Il campionario è eterogeneo: in esso, ad alcune voci in effetti rare, se ne affiancano altre di più convenzionale letterarietà. Esso suggerisce, però, che una delle strategie con cui Ripellino può ottenere l’escursione verso l’alto è l’opzione degli allomorfi meno frequenti. Si sono citati minaccevole e spassevole (preferiti a *minaccioso e *spassoso); e si considerino ora alcuni suffissati in –mento (apparimento 255; distruggimento 313; ingannamento 7; recitamento 258) e in –oso (intricoso 297; malinconioso 10, 78; tossicoso 9), dei quali è agevole ricostruire la variante virtuale.
A parte va dato conto di alcuni lessemi non attestati dai dizionari perché poco comuni o perché franche iniziative d’autore:
sostantivi: ammansimento 235; amputatore 117; annodacapestri 226; arcanità 10; argentovivo 23; canitudine 264; catoptromante 131; demonía 12, 41, 67, 82, 217; frittatta ovvero ‘pasticcione’ 284; inutilezza 95, 99; putridezza 200; rubacavalli 288; tavernicolo 300; teatromane 349; tempellío 229;
aggettivi: fungario 345; ingermanito 45; orfanile 268; panotticale 225, 296; rampicoso 256; salterello 331; sgocciaboccali 311; talmudiano 159;
verbi: negricare 269 (retroformazione da negricante).
Si può osservare che annodacapestri, rubacavalli e sgocciaboccali sono composti verbo+nome che ricordano lo stile di Pietro Aretino (né in Praga magica mancano, a questo e ad altri livelli, certificabili riprese aretiniane)[12]. Si tratta di epiteti che definiscono polemicamente alcuni tipi umani e che si fondano sull’accostamento di due termini: di norma, uno di questi è diafasicamente marcato verso il basso.
Qualche parola, infine, su tavernicolo o ‘frequentatore di taverne’: composto dal s. f. taverna con l’aggiunta del confisso –colo, è con ogni evidenza modellato su cavernicolo. Il Vocabolario Treccani inserisce il termine tra i neologismi del 2008, allegando articoli di quotidiani che si riferiscono a Bestiario veneto. Parole mate (Biblioteca dell’Immagine 1999) di Marco Paolini. La voce è integrabile con l’attestazione ripelliniana; anzi, la coniazione va ulteriormente retrodata, giacché si rinviene nel Marchese Lorenzo (S. F. Flaccovio Editore 1968) di Luigi Bruno Di Belmonte.

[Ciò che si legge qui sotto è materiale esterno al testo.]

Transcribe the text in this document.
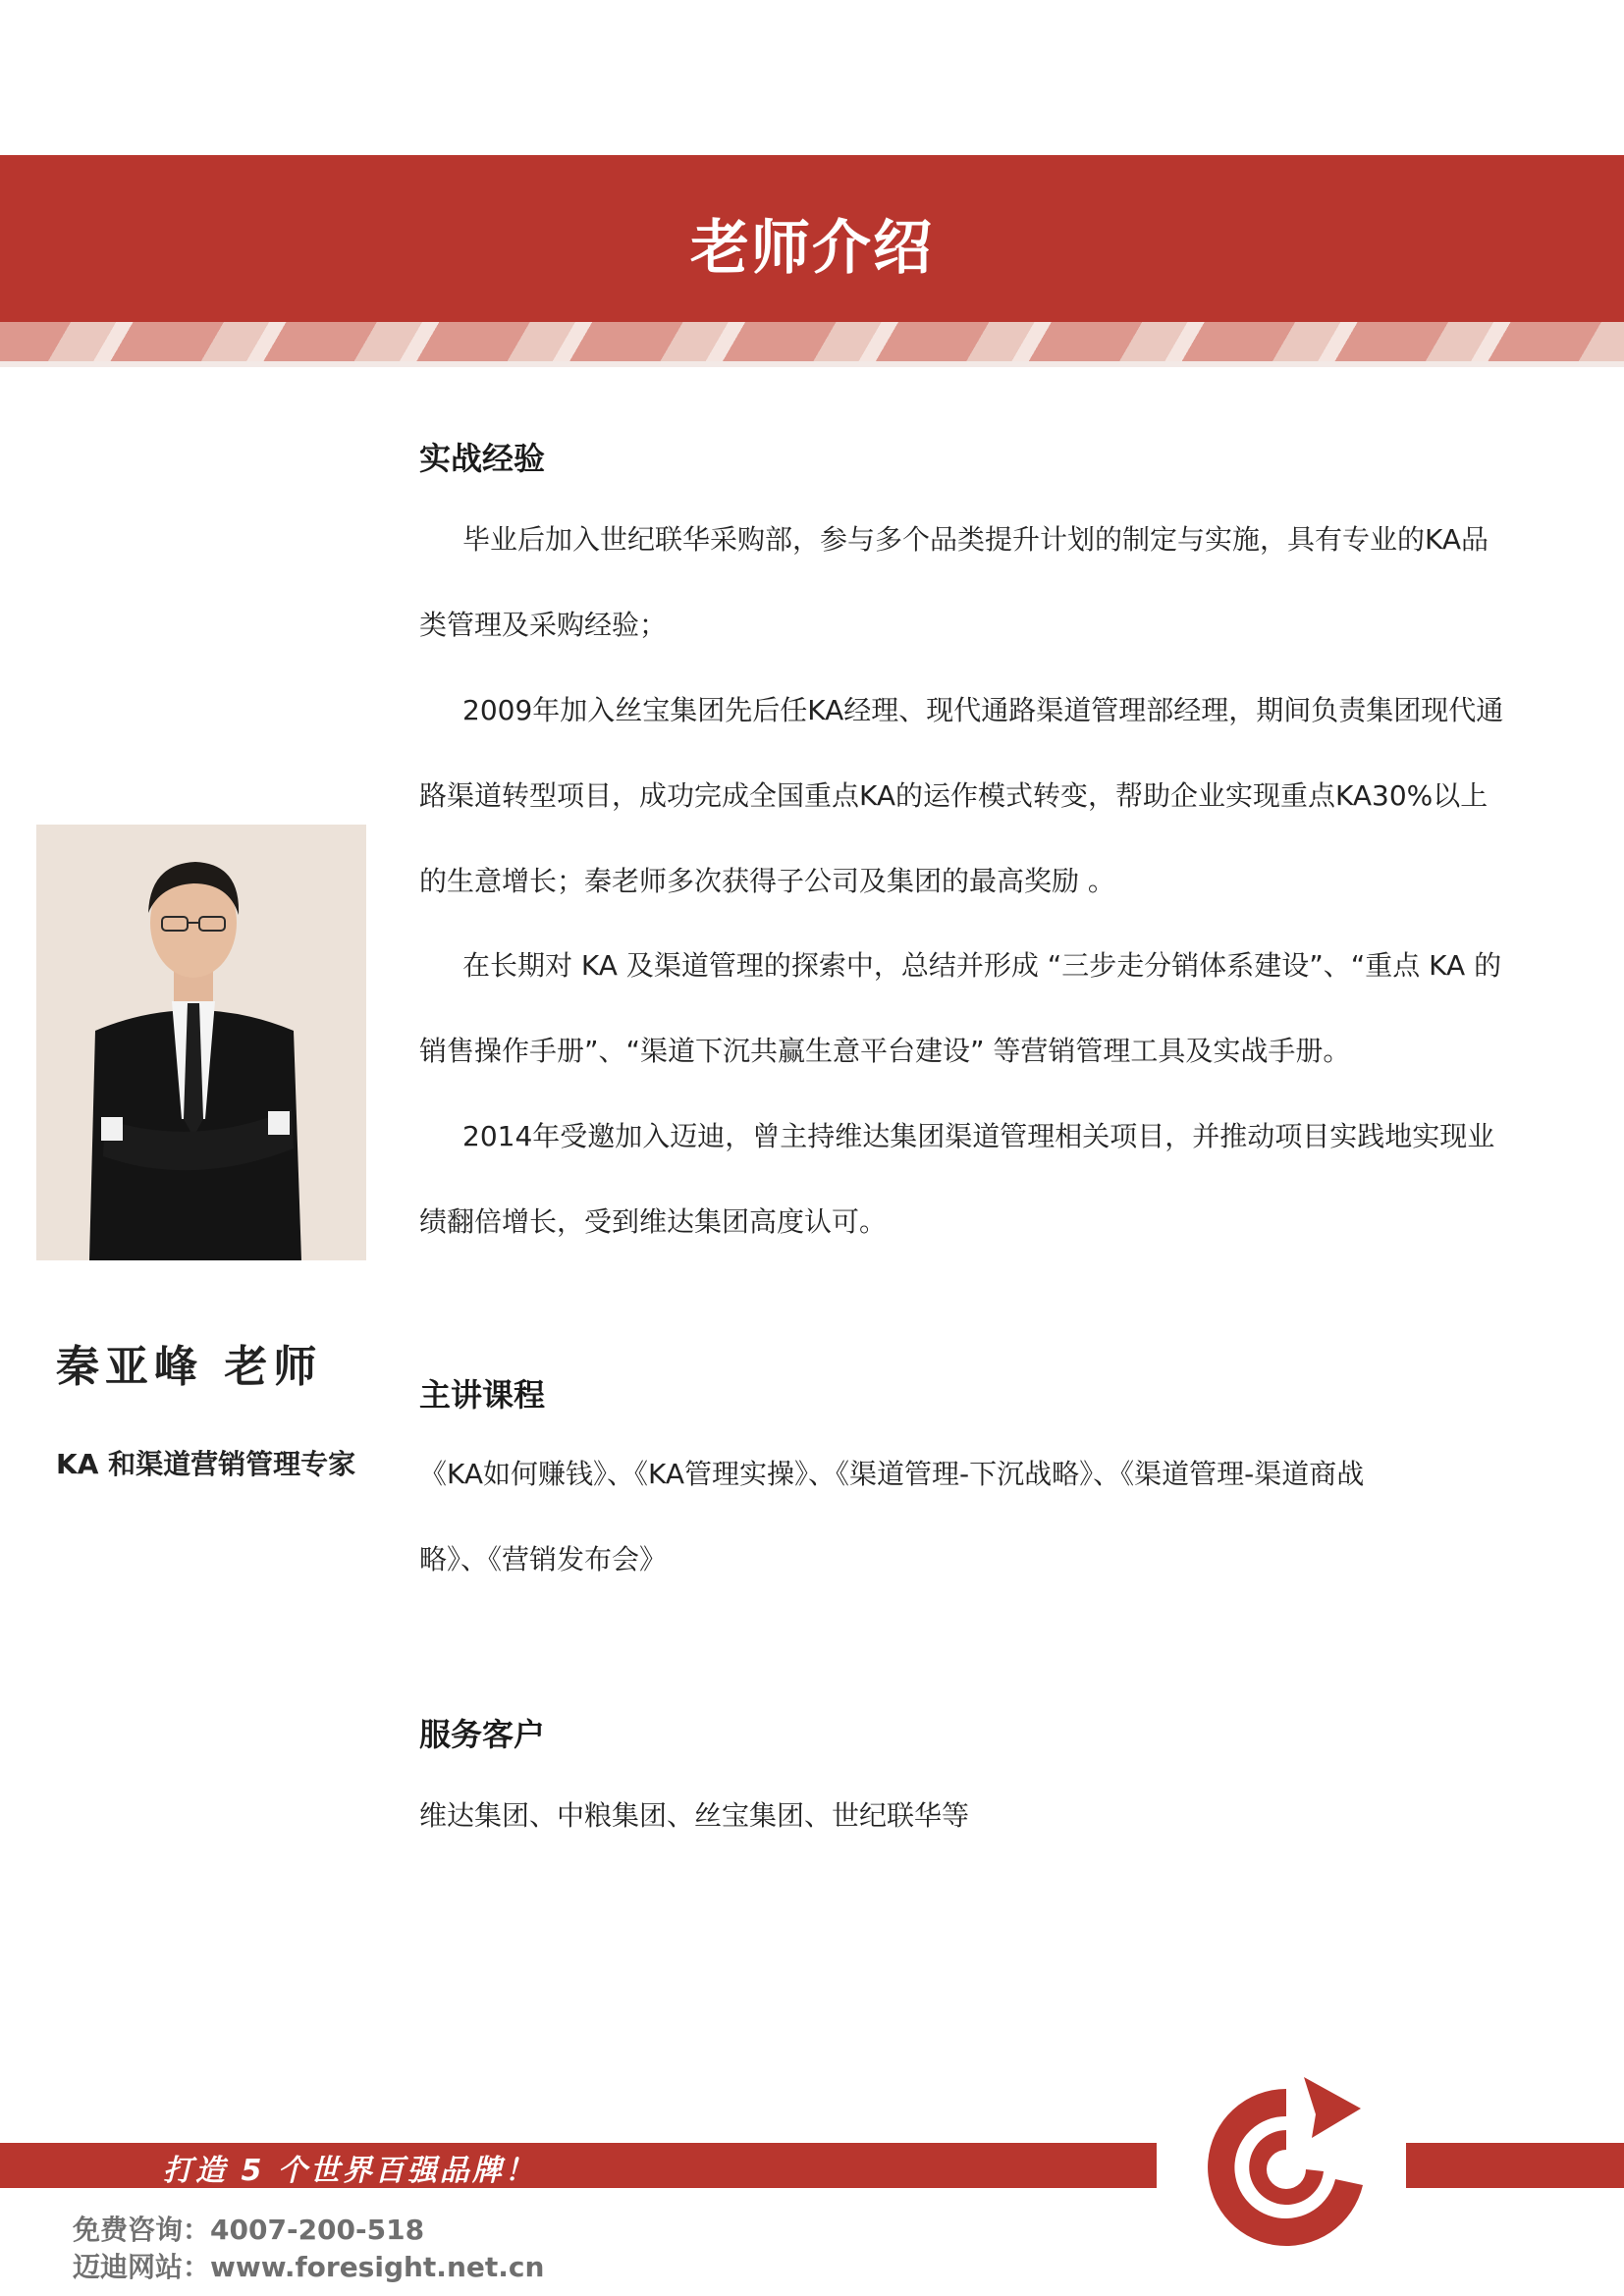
老师介绍
秦亚峰 老师
KA 和渠道营销管理专家
实战经验
毕业后加入世纪联华采购部，参与多个品类提升计划的制定与实施，具有专业的KA品类管理及采购经验；
2009年加入丝宝集团先后任KA经理、现代通路渠道管理部经理，期间负责集团现代通路渠道转型项目，成功完成全国重点KA的运作模式转变，帮助企业实现重点KA30%以上的生意增长；秦老师多次获得子公司及集团的最高奖励 。
在长期对 KA 及渠道管理的探索中，总结并形成 “三步走分销体系建设”、“重点 KA 的销售操作手册”、“渠道下沉共赢生意平台建设” 等营销管理工具及实战手册。
2014年受邀加入迈迪，曾主持维达集团渠道管理相关项目，并推动项目实践地实现业绩翻倍增长，受到维达集团高度认可。
主讲课程
《KA如何赚钱》、《KA管理实操》、《渠道管理-下沉战略》、《渠道管理-渠道商战略》、《营销发布会》
服务客户
维达集团、中粮集团、丝宝集团、世纪联华等
打造 5 个世界百强品牌！
免费咨询：4007-200-518
迈迪网站：www.foresight.net.cn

Beninteso: com’è frequente nel caso di occasionalismi scherzosi, si tratterà qui di poligenesi e non di influenza diretta.
Saranno sufficienti due ordini di esempi, poi, a cogliere la carica preziosistica e insieme ironico-straniante dei tecnicismi:
sono desunti dal serbatoio della medicina bezoar 93 e nictàlopi ossia ‘dotato di buone capacità divisive durante le ore notturne’ 36-37: se il primo termine è opportunamente corredato dalla glossa «pietra gastrica dalle virtù misteriose» (precisamente: antidotali), il secondo è usato in senso figurato, come arduo sinonimo di ‘nottambuli’;
hanno sentore dannunziano i tecnicismi botanici, e specialmente le sdrucciole con accento esornativo: assafetida 105; borràggine 132; coloquintide 131; dròssere 175; drupe 107; ermodàttili 84; frútici 142; melappia 107; nepènti 175; pelargòni 204; reubarbaro 84 (forma ant. o pop. di rabarbaro); turbitto 84. Uscendo da Praga magica, si ricordi una nota similitudine auto-esegetica che rivela non banali competenze botaniche: «mi convinsi che il discorso critico, trovando nel testo a cui si avviluppa sostegno come una pianta epifitica, può diventare autonomo poemetto in prosa, con cesure e cadenze e metafore e divagazioni e sortite in campi adiacenti»[13]. Qui l’accenno agli sconfinamenti intellettuali autorizza il ricorso a tecnicismi inattesi e conferma l’insofferenza di Ripellino per una cultura esclusivamente letteraria.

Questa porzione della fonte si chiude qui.